Her words did not even make Shontio pause. “The landing failed because there were not enough people. Enough people, in a coordinated
landing, in wave after wave, and I don’t care if the hothousers have the Burning God on their side, they will not be able
to get them all.”

“You will be sending them to their deaths. Thousands of them.”

“They are already dying.”

Beleraja sat there, her gaze locked on Shontio. She was vaguely aware that the other directors were shouting back and forth,
arguing, their voices melding into one great incomprehensible noise. All she could understand were Shontio’s hard, hopeless
eyes. He had given up. There was no compromise left in him. In his mind, he had already declared war, and he was not going
to back down. It was up to her whether she supported him or not. If she did not, he would still go to war, but he would lose.

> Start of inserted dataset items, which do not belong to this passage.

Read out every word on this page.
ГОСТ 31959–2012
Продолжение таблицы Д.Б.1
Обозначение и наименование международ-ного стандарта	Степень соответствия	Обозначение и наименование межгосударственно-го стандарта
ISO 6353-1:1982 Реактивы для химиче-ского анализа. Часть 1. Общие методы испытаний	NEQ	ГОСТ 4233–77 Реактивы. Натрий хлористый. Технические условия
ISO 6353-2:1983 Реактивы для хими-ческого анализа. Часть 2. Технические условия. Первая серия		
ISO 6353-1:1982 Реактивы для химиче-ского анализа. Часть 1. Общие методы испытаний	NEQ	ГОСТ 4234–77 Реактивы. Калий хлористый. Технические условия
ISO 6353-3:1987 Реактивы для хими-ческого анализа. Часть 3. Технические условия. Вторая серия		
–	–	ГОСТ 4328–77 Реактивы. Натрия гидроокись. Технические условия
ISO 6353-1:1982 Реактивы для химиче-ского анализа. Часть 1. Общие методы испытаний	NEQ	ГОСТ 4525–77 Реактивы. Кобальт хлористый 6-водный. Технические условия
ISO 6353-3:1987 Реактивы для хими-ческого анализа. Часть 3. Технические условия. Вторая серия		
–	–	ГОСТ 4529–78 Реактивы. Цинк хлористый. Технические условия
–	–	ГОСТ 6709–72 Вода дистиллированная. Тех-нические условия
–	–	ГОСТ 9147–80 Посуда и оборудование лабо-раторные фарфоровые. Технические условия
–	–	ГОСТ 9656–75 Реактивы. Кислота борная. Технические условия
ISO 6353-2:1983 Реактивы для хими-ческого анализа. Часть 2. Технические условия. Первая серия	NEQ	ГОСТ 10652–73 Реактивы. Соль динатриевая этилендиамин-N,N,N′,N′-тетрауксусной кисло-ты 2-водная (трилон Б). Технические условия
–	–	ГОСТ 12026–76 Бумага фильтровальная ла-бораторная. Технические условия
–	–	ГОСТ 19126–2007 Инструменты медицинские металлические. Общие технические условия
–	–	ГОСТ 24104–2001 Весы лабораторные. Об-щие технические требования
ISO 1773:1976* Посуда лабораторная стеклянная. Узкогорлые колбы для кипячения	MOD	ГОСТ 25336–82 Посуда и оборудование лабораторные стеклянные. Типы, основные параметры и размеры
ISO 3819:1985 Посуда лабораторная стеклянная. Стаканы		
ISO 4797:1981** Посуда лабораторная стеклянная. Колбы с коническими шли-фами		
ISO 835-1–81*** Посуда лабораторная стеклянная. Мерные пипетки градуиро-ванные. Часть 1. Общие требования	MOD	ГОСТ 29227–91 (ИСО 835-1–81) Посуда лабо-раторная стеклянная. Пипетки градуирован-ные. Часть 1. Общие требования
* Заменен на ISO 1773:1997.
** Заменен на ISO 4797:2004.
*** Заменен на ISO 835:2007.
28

“It would take years,” she breathed.

“We have years.”

Beleraja’s mind spun. “I would have to send out some of the family ships. There is no way I would trust this to go through
the comm stations.” The few ships and satellites that passed for a communication network in the Called had more leaks than
a thousand sieves. Anyone who wanted to pay enough in money or luxury goods could find out anything they pleased.

“Could it be done?” asked Shontio.

Then Beleraja knew that it didn’t matter what the directors were shouting or how hard they were trying to interrupt. Shontio
would reason with them, or threaten them, until they came to his side. All that mattered was what she said next. She thought
of her family; she thought of her mother, who had been matriarch before her. It was their lives and her memory that Beleraja
would risk now, whatever she said. It was the Authority, her past, and her future, her way of life, and the way of life of
hundreds of thousands of people who had no idea this conversation was taking place.

“Yes,” she said.

CHAPTER SEVEN

The Draft

A
leph, city-mind to the Alpha Complex, opened her dedicated connection to the convocation. Instantly the vivid exchanges of
the other cities fountained over her.

The city-minds were living intelligences. As such, they required interchange with their own kind, a place where they could
debate, advise each other, and discuss the paths the world was taking. They were advisers to their families, and sometimes
it was vital that they be in agreement about what advice to give. Times such as when a set of long-held rules were being placed
in suspension. A time such as now.

“The families’ debates are over, and the voting is done,” said a voice underscored with notes of strength and the scent of
fresh water and greenery. That was Gem, mind to the Gamma Complex, steady and sure, Aleph’s best friend among the other minds.
She was pleased to hear him first thing. “Our people have decided that Helice Trust is necessary to the Eden Project. We must
abide by that decision.” Signals of assent poured in from most of the other twenty-four minds.

But not all of them.

“I do not like the decision,” grumbled Cheth, mind to Chi Complex. An abstract and ragged burst of red and orange accompanied
the words, emphasizing her displeasure. Cheth didn’t like anything she hadn’t thought of, and never had. Aleph sometimes wondered
if something had gone wrong during Cheth’s growth in the early years. Some chemical imbalance that stunted her empathy.